Free and high-signal. Read the primary sources, the RFCs and the official tool documentation, before any blog or video. Networking is one of the best-documented fields in computing because it was built on public specifications; the habit of reading those specifications now is what lets you settle a layer-model argument or a protocol-behavior question without guessing later. This is an AI-free month; do not paste captures or addresses into an AI to have them explained. The reading list is your reference; the man pages and RFCs are the ground truth.

Core (read these as you work the labs)

  • RFC RFC 1122, Requirements for Internet Hosts: Communication Layers - the authoritative four-layer TCP/IP model. Read this whenever a learning resource’s layer assignment seems off; this is the document that settles it.
  • RFC RFC 791, Internet Protocol - the IPv4 header, field by field. The structure you will see in every Layer 3 packet you capture.
  • RFC RFC 950, Internet Standard Subnetting Procedure - the original definition of subnetting (Lab 3.1).
  • RFC RFC 4632, Classless Inter-Domain Routing (CIDR) - how prefix-based addressing replaced classes (Lab 3.1).
  • RFC RFC 9293, Transmission Control Protocol (TCP) - the current consolidated TCP specification: the handshake, flags, sequence numbers, and the orderly close (Labs 3.3).
  • RFC RFC 2131, Dynamic Host Configuration Protocol - the DORA lease lifecycle and the option fields you will read in your capture (Lab 3.3).
  • RFC RFC 1035, Domain Names: Implementation and Specification - the DNS message format and record types (Lab 3.3).
  • docs The Wireshark User’s Guide, chapters on capturing live traffic and on display filters - the primary reference for Lab 3.3.
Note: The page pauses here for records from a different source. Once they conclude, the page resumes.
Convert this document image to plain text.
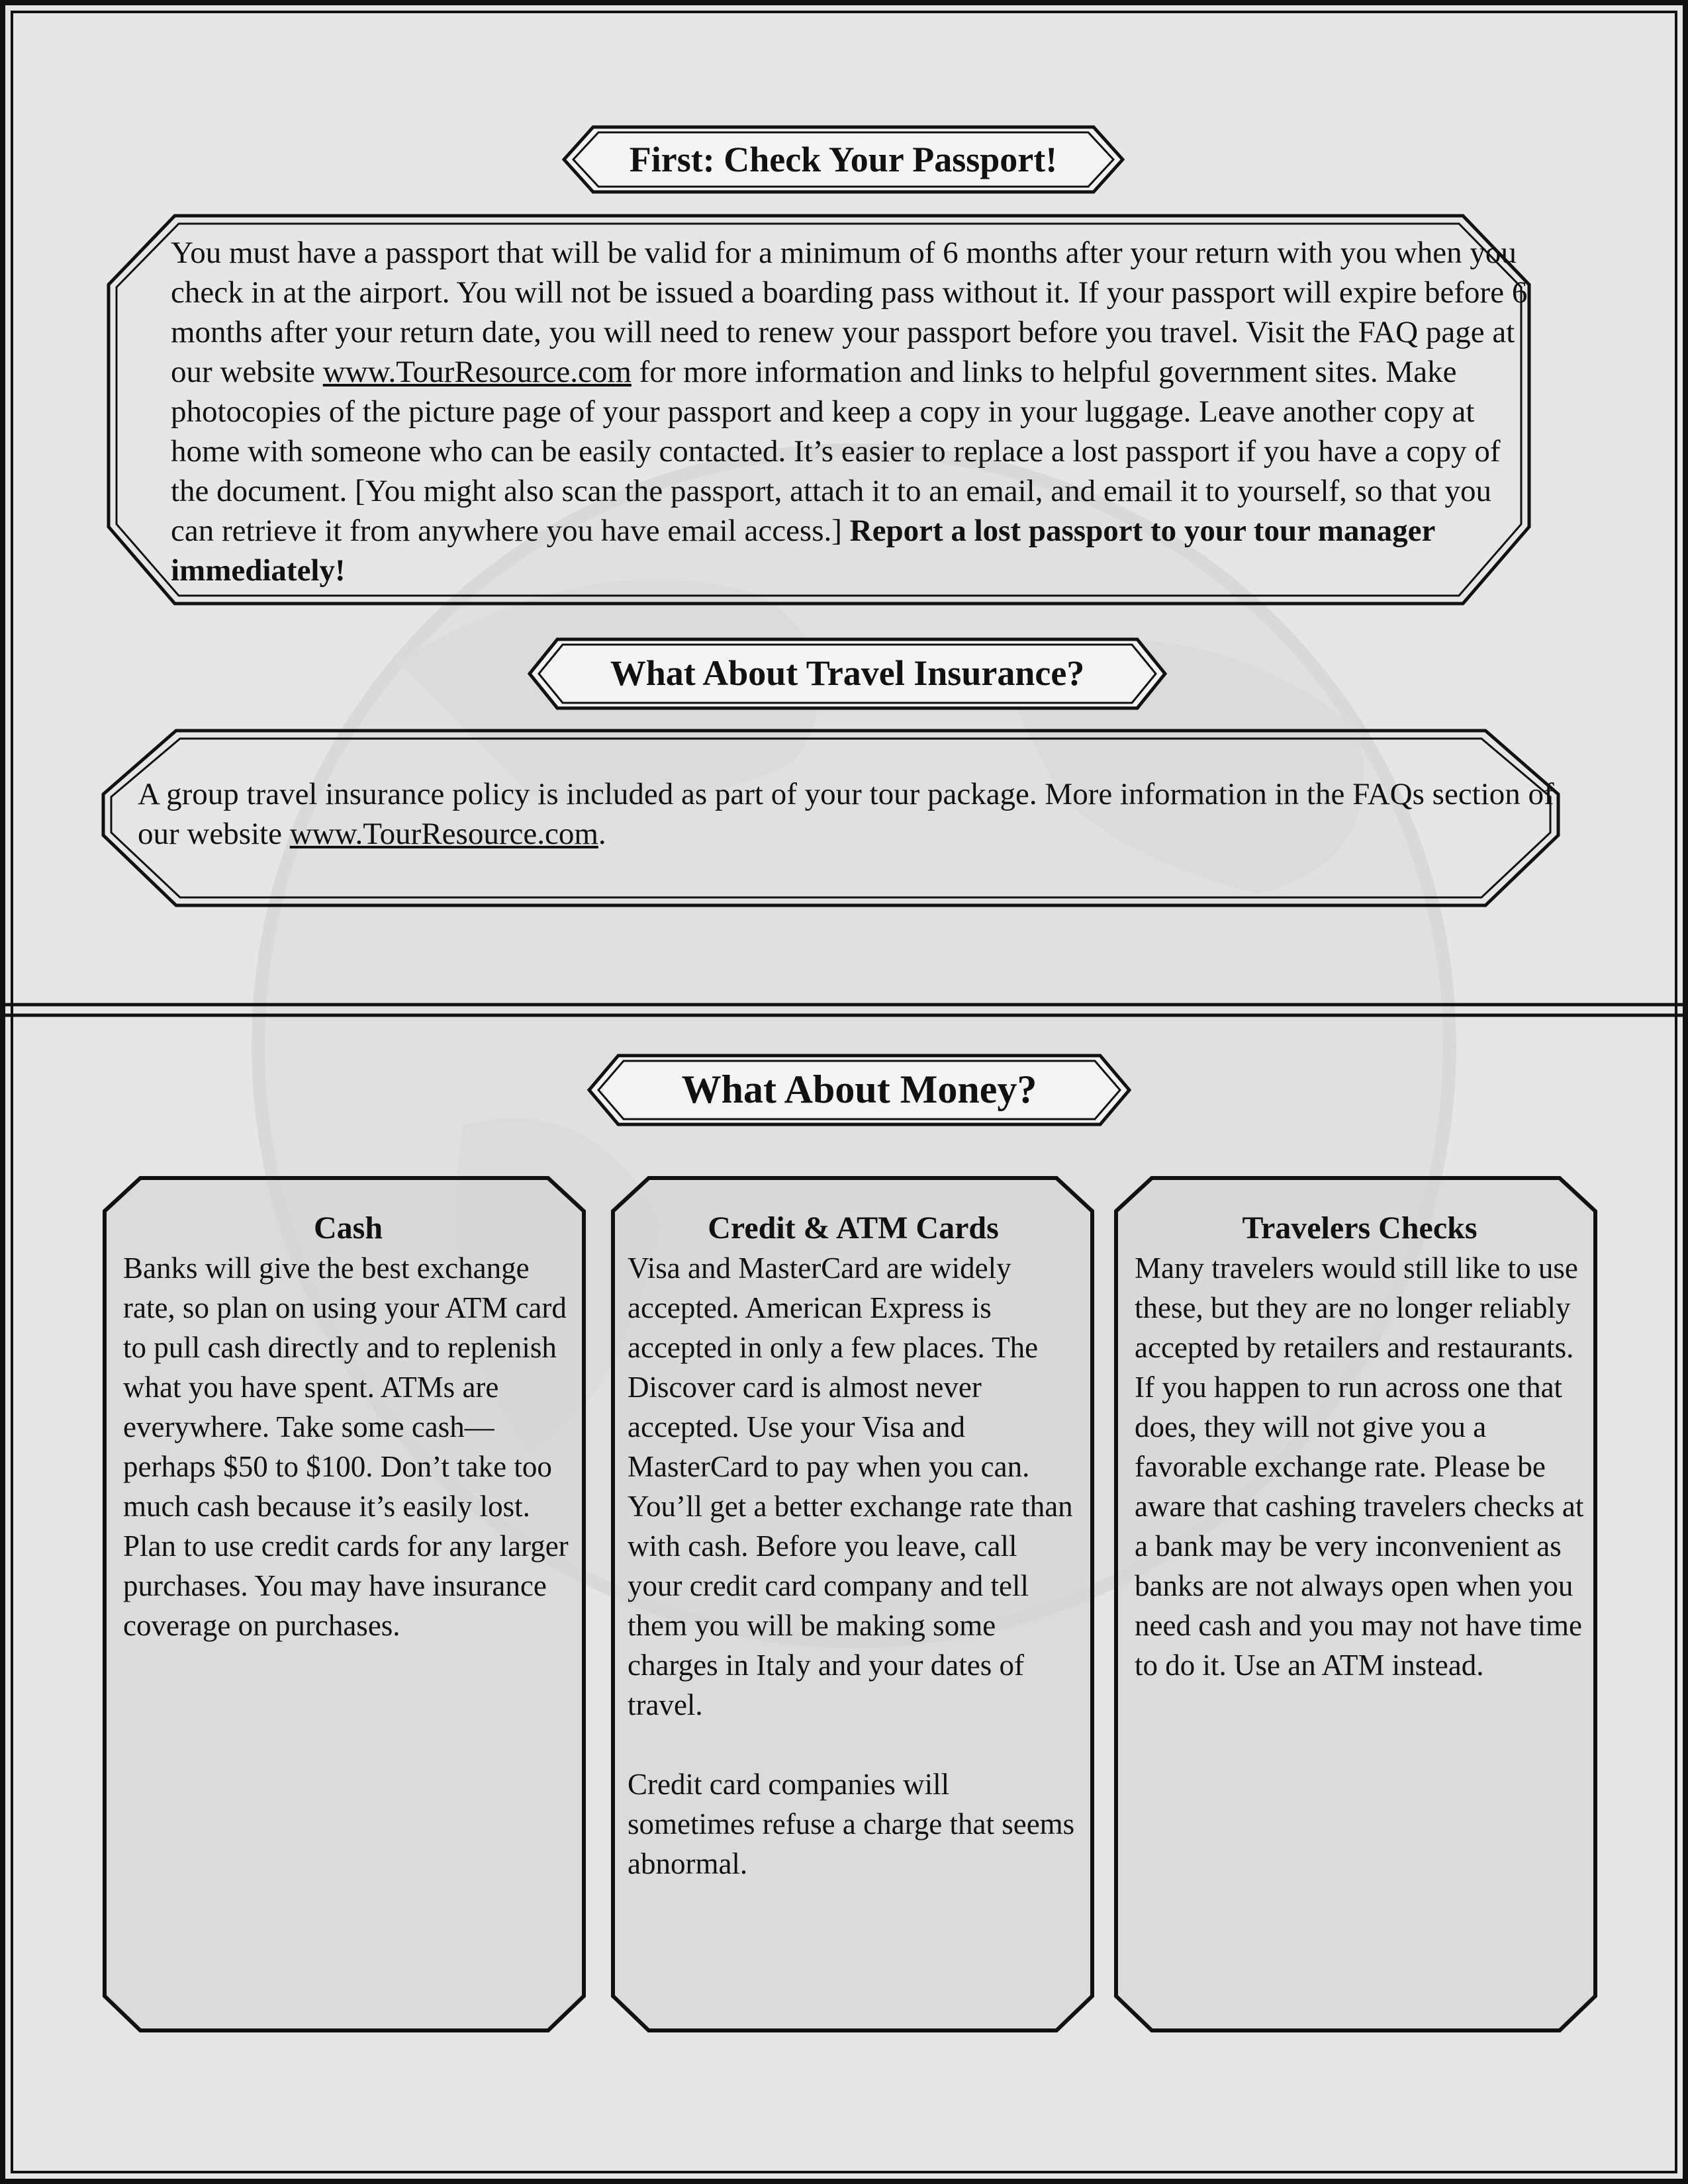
First: Check Your Passport!
You must have a passport that will be valid for a minimum of 6 months after your return with you when you check in at the airport. You will not be issued a boarding pass without it. If your passport will expire before 6 months after your return date, you will need to renew your passport before you travel. Visit the FAQ page at our website www.TourResource.com for more information and links to helpful government sites. Make photocopies of the picture page of your passport and keep a copy in your luggage. Leave another copy at home with someone who can be easily contacted. It’s easier to replace a lost passport if you have a copy of the document. [You might also scan the passport, attach it to an email, and email it to yourself, so that you can retrieve it from anywhere you have email access.] Report a lost passport to your tour manager immediately!
What About Travel Insurance?
A group travel insurance policy is included as part of your tour package. More information in the FAQs section of our website www.TourResource.com.
What About Money?
Cash
Banks will give the best exchange rate, so plan on using your ATM card to pull cash directly and to replenish what you have spent. ATMs are everywhere. Take some cash—perhaps $50 to $100. Don’t take too much cash because it’s easily lost. Plan to use credit cards for any larger purchases. You may have insurance coverage on purchases.
Credit & ATM Cards
Visa and MasterCard are widely accepted. American Express is accepted in only a few places. The Discover card is almost never accepted. Use your Visa and MasterCard to pay when you can. You’ll get a better exchange rate than with cash. Before you leave, call your credit card company and tell them you will be making some charges in Italy and your dates of travel.
Credit card companies will sometimes refuse a charge that seems abnormal.
Travelers Checks
Many travelers would still like to use these, but they are no longer reliably accepted by retailers and restaurants. If you happen to run across one that does, they will not give you a favorable exchange rate. Please be aware that cashing travelers checks at a bank may be very inconvenient as banks are not always open when you need cash and you may not have time to do it. Use an ATM instead.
Reference (consult as needed)

  • RFC RFC 1918, Address Allocation for Private Internets - the private ranges your Lab 3.2 subnets must use.
  • RFC RFC 826, An Ethernet Address Resolution Protocol - what ARP does on a local segment and why it is a spoofing target.
  • RFC RFC 792, Internet Control Message Protocol - what ping and traceroute actually send.
  • RFC RFC 2663, IP Network Address Translator (NAT) Terminology and Considerations - the vocabulary for what your Lab 3.2 router does when it NATs.
  • RFC RFC 3021, Using 31-Bit Prefixes on IPv4 Point-to-Point Links - the /31 special case that trips people in Lab 3.1.
  • man man ip, man ip-route, man tcpdump, man pcap-filter, man dig - on your own machine, for every tool you reach for.
  • docs Your hypervisor’s networking documentation (UTM or VirtualBox) - the authoritative reference for its network modes (Lab 3.2).

Structured external curriculum

  • course TryHackMe “Network Fundamentals” path - the guided, hands-on consolidation for Lab 3.4. Use its room material to learn technique; do not use external walkthroughs to skip the tasks.

Optional (overview only; do not rely on these in place of the RFCs)

  • video A reputable overview of the OSI model and the TCP/IP stack, for a first orientation before the RFCs. Treat any video as a map, not the territory; popular videos frequently oversimplify the layer model. When a video and an RFC disagree, the RFC wins.

A note on sources

When a lab asks you to cite a source, cite an RFC, a man page, or official tool documentation, not a blog post and not a video. Two reasons. First, the primary sources are precise where secondary sources are approximate, and networking punishes approximation. Second, building the habit of reaching for the specification now is exactly what makes you able to catch an AI, in a later month, confidently citing a protocol behavior that no RFC actually describes.